LB800 passed on a 48-0 vote and took effect immediately.
Lawmakers also approved a bill this session that changes the expedited review of “micro” tax increment financing projects.
Under a segment of the state’s community development law, Nebraska municipalities are able to designate areas as substandard and blighted, allowing them to be redeveloped. The increased property taxes generated by the improvements are used to pay for the financing of TIF projects.
A bill passed by the Legislature in 2020 created an expedited review process for certain TIF projects located in counties with populations under 100,000. The decision to allow an expedited review process rests with the governing body of a municipality.

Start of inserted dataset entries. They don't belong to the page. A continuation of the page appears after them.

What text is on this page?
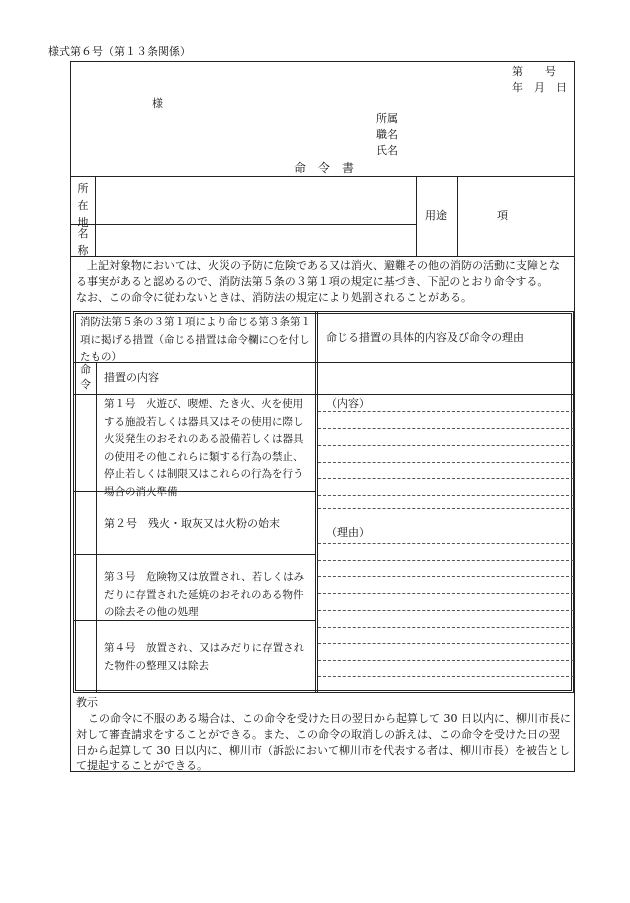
様式第６号（第１３条関係）
第　　号
年　月　日
様
所属
職名
氏名
命　令　書
所在地
名称
用途	項
上記対象物においては、火災の予防に危険である又は消火、避難その他の消防の活動に支障とな
る事実があると認めるので、消防法第５条の３第１項の規定に基づき、下記のとおり命令する。
なお、この命令に従わないときは、消防法の規定により処罰されることがある。
消防法第５条の３第１項により命じる第３条第１項に掲げる措置（命じる措置は命令欄に○を付したもの）
命じる措置の具体的内容及び命令の理由
命令
措置の内容
第１号　火遊び、喫煙、たき火、火を使用する施設若しくは器具又はその使用に際し火災発生のおそれのある設備若しくは器具の使用その他これらに類する行為の禁止、停止若しくは制限又はこれらの行為を行う場合の消火準備
第２号　残火・取灰又は火粉の始末
第３号　危険物又は放置され、若しくはみだりに存置された延焼のおそれのある物件の除去その他の処理
第４号　放置され、又はみだりに存置された物件の整理又は除去
（内容）
（理由）
教示
この命令に不服のある場合は、この命令を受けた日の翌日から起算して 30 日以内に、柳川市長に
対して審査請求をすることができる。また、この命令の取消しの訴えは、この命令を受けた日の翌
日から起算して 30 日以内に、柳川市（訴訟において柳川市を代表する者は、柳川市長）を被告とし
て提起することができる。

LB1065, which was originally introduced by former North Platte Sen. Mike Groene, was taken up by Wayne following Groene’s resignation. The bill makes the following changes to the existing expedited review process:
• increases the maximum TIF project period from 10 years to 15;
• requires existing structures to have been within the corporate limits of a municipality for at least 60 years; and
• allows the redevelopment of vacant lots that have been platted and within the corporate limits of a city for at least 60 years.
The bill also increases the maximum assessed value of property within a redevelopment project that receives an expedited review from $250,000 to $350,000 for a single-family residential structure and from $1 million to $1.5 million for a multi-family or commercial structure.
Senators passed LB1065 on a 46-1 vote.